Maudie emptied out the contents of the bag – ten metal jacks and a small, red rubber ball. Her movements were practised, automatic. With each bounce of the ball and grab of the Jacks, she planned her escape from Bock House Juniors.
There were other smells in those dark, warm rooms.
Those navy-blue games knickers hanging with the gym slips. How about the musty smell of them? Big, thick things, like an old woman’s underpants. They hardly ever got washed, because they went over our real underpants. Our actual flesh-touch, pee-drip-catching underpants. She had the regulation three pairs (“One on. One off. One in the wash”). She remembers brown streaks in another girl’s pants; she knew who the girl was because their pants were name-taped, and she has a memory. A horrible, guilt-loaded, self-hating memory. She exposed the girl and her shit smears because she wanted to make the other girls laugh. Did she really perform that cruelty?
And what about that mysterious yellowy-white stuff that started to appear when she was ten or eleven — a worrying thing that could never be talked about. Certainly not with Cruel Matron, despite her control over their naked bodies. And, she thinks, not talked about with the other girls even though they enjoyed looking at ads for sanitary towels and providing each other with the little they knew about the thing that their mothers called The Curse.
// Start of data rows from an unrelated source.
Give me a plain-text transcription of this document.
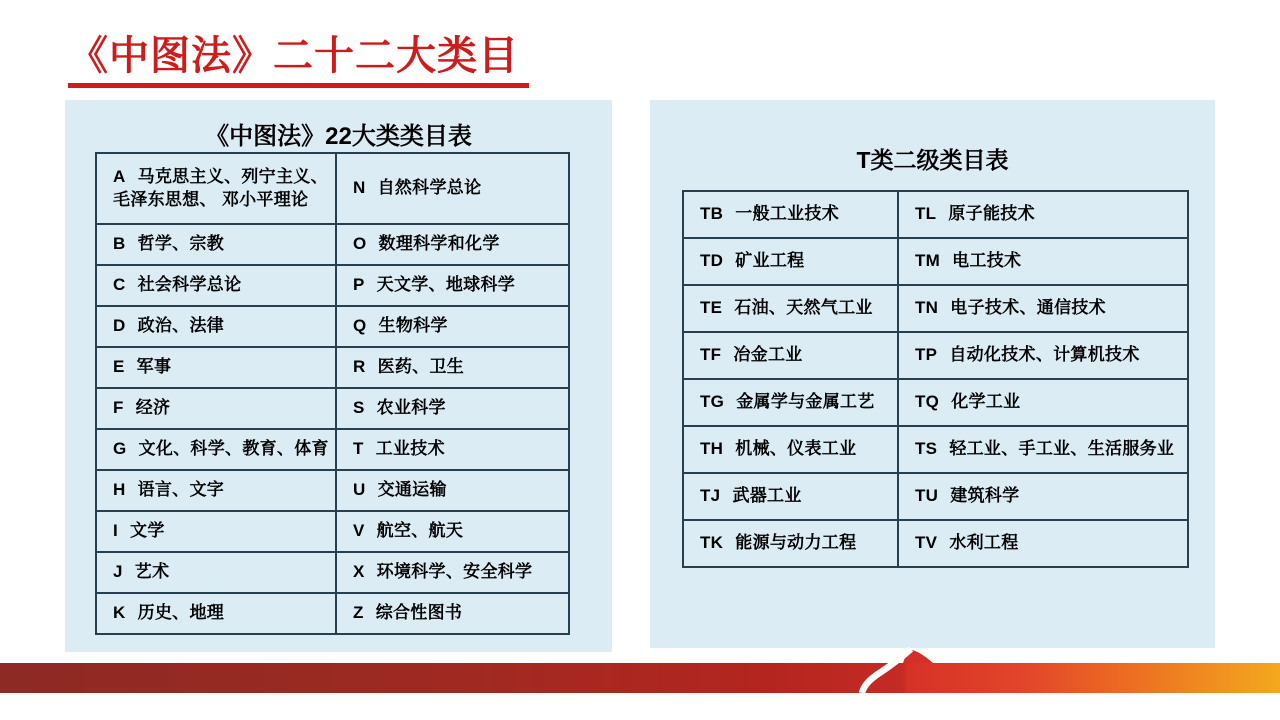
《中图法》二十二大类目
《中图法》22大类类目表
A 马克思主义、列宁主义、毛泽东思想、 邓小平理论	N 自然科学总论
B 哲学、宗教	O 数理科学和化学
C 社会科学总论	P 天文学、地球科学
D 政治、法律	Q 生物科学
E 军事	R 医药、卫生
F 经济	S 农业科学
G 文化、科学、教育、体育	T 工业技术
H 语言、文字	U 交通运输
I 文学	V 航空、航天
J 艺术	X 环境科学、安全科学
K 历史、地理	Z 综合性图书
T类二级类目表
TB 一般工业技术	TL 原子能技术
TD 矿业工程	TM 电工技术
TE 石油、天然气工业	TN 电子技术、通信技术
TF 冶金工业	TP 自动化技术、计算机技术
TG 金属学与金属工艺	TQ 化学工业
TH 机械、仪表工业	TS 轻工业、手工业、生活服务业
TJ 武器工业	TU 建筑科学
TK 能源与动力工程	TV 水利工程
Sorry little one, the yellowy-white discharge stuff is a bit disgusting, I know, but it’s what the truth is made of and for a moment I forgot that you are still here. But I’m happy to be here with you, happy that we’ve come to the Drying Rooms together at last.
Amazing powerful writing -- we are dragged down into the drying rooms whether we want to go there or not!
The smell of the hockey boots, the damp-then-dried PE kit, the horrible PE knickers... God, what were they thinking of? Thank you Emma for today's time travel memories!